Les deux termes qui définissent notre époque sont « crises » et « manifestations ». Le premier est le résultat d’un système mondial qui a atteint ses limites alors que le second est un cri pour le futur. « Le monde tangue entre crises et manifestations », le nouveau dossier de l’Institut Tricontinental d’Investigation Sociale présente une analyse de cette situation avec une brève vision générale des questions qui se posent sur toute la planète et des rapports plus détaillés rédigés par nos bureaux régionaux : Afrique du Sud, Inde et Amérique latine. Cette année commence avec un examen détaillé de l’austérité, de l’ordre mondial bipolaire, de l’épuisement du néolibéralisme et d’une planète en protestation. Les mêmes consignes sont données dans différentes langues et le résultat est identique : nous refusons, nous résistons, nous ne tolérons pas le fléau de l’austérité.

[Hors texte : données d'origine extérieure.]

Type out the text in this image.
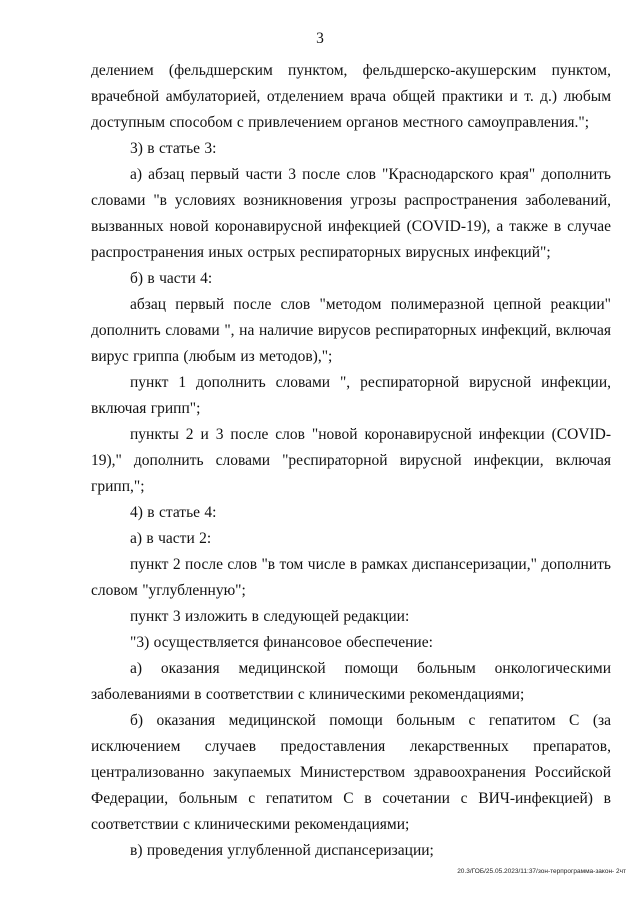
3

делением (фельдшерским пунктом, фельдшерско-акушерским пунктом, врачебной амбулаторией, отделением врача общей практики и т. д.) любым доступным способом с привлечением органов местного самоуправления.";

3) в статье 3:

а) абзац первый части 3 после слов "Краснодарского края" дополнить словами "в условиях возникновения угрозы распространения заболеваний, вызванных новой коронавирусной инфекцией (COVID-19), а также в случае распространения иных острых респираторных вирусных инфекций";

б) в части 4:

абзац первый после слов "методом полимеразной цепной реакции" дополнить словами ", на наличие вирусов респираторных инфекций, включая вирус гриппа (любым из методов),";

пункт 1 дополнить словами ", респираторной вирусной инфекции, включая грипп";

пункты 2 и 3 после слов "новой коронавирусной инфекции (COVID-19)," дополнить словами "респираторной вирусной инфекции, включая грипп,";

4) в статье 4:

а) в части 2:

пункт 2 после слов "в том числе в рамках диспансеризации," дополнить словом "углубленную";

пункт 3 изложить в следующей редакции:

"3) осуществляется финансовое обеспечение:

а) оказания медицинской помощи больным онкологическими заболеваниями в соответствии с клиническими рекомендациями;

б) оказания медицинской помощи больным с гепатитом С (за исключением случаев предоставления лекарственных препаратов, централизованно закупаемых Министерством здравоохранения Российской Федерации, больным с гепатитом С в сочетании с ВИЧ-инфекцией) в соответствии с клиническими рекомендациями;

в) проведения углубленной диспансеризации;

20.3/ГОБ/25.05.2023/11:37/зон-терпрограмма-закон- 2чт
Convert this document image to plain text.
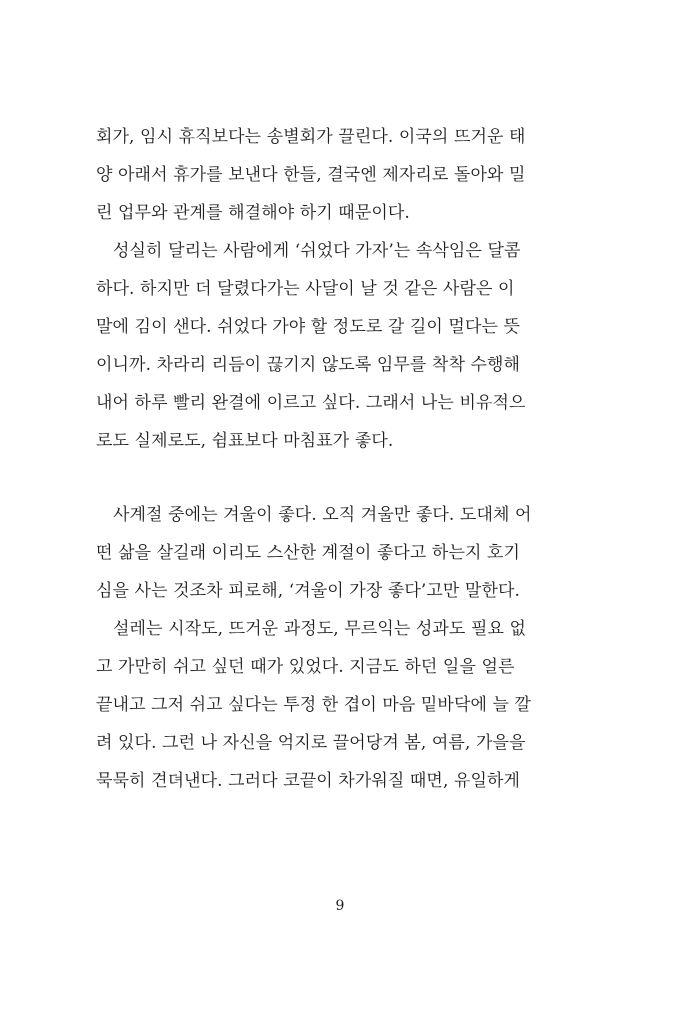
회가, 임시 휴직보다는 송별회가 끌린다. 이국의 뜨거운 태
양 아래서 휴가를 보낸다 한들, 결국엔 제자리로 돌아와 밀
린 업무와 관계를 해결해야 하기 때문이다.
성실히 달리는 사람에게 ‘쉬었다 가자’는 속삭임은 달콤
하다. 하지만 더 달렸다가는 사달이 날 것 같은 사람은 이
말에 김이 샌다. 쉬었다 가야 할 정도로 갈 길이 멀다는 뜻
이니까. 차라리 리듬이 끊기지 않도록 임무를 착착 수행해
내어 하루 빨리 완결에 이르고 싶다. 그래서 나는 비유적으
로도 실제로도, 쉼표보다 마침표가 좋다.
사계절 중에는 겨울이 좋다. 오직 겨울만 좋다. 도대체 어
떤 삶을 살길래 이리도 스산한 계절이 좋다고 하는지 호기
심을 사는 것조차 피로해, ‘겨울이 가장 좋다’고만 말한다.
설레는 시작도, 뜨거운 과정도, 무르익는 성과도 필요 없
고 가만히 쉬고 싶던 때가 있었다. 지금도 하던 일을 얼른
끝내고 그저 쉬고 싶다는 투정 한 겹이 마음 밑바닥에 늘 깔
려 있다. 그런 나 자신을 억지로 끌어당겨 봄, 여름, 가을을
묵묵히 견뎌낸다. 그러다 코끝이 차가워질 때면, 유일하게
9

Au Chili, des manifestant-es résistent aux gas lacrymogènes. Photo : Diego Martin (CC BY-NC-ND 2.0)

L’année prochaine, l’Afrique du Sud fera face à une croissance basse et à de faibles perspectives de création d’emplois alors que les voix dominantes de l’élite dans la sphère publique insistent avec force pour que soit adopté un ensemble standard de mesures néolibérales qui incluent l’austérité, la privatisation et la fragilisation des syndicats. La corruption massive et la mauvaise administration des fonds publics ont gravement sapé la crédibilité de l’État chez la majorité des citoyen-nes, ce que fait que les arguments en faveur de la privatisation plaisent à beaucoup. Étant donné la mauvaise gestion qui domine dans les institutions étatiques d’Afrique du Sud ces dernières années et l’absence d’un projet intellectuel progressiste organisé, il est désormais facile pour la droite d’associer anti-corruption et austérité dans ses propositions. En ce sens, le discours de la droite est devenu, dans le pays, l’unique façon de résoudre les problèmes économiques en Afrique du Sud.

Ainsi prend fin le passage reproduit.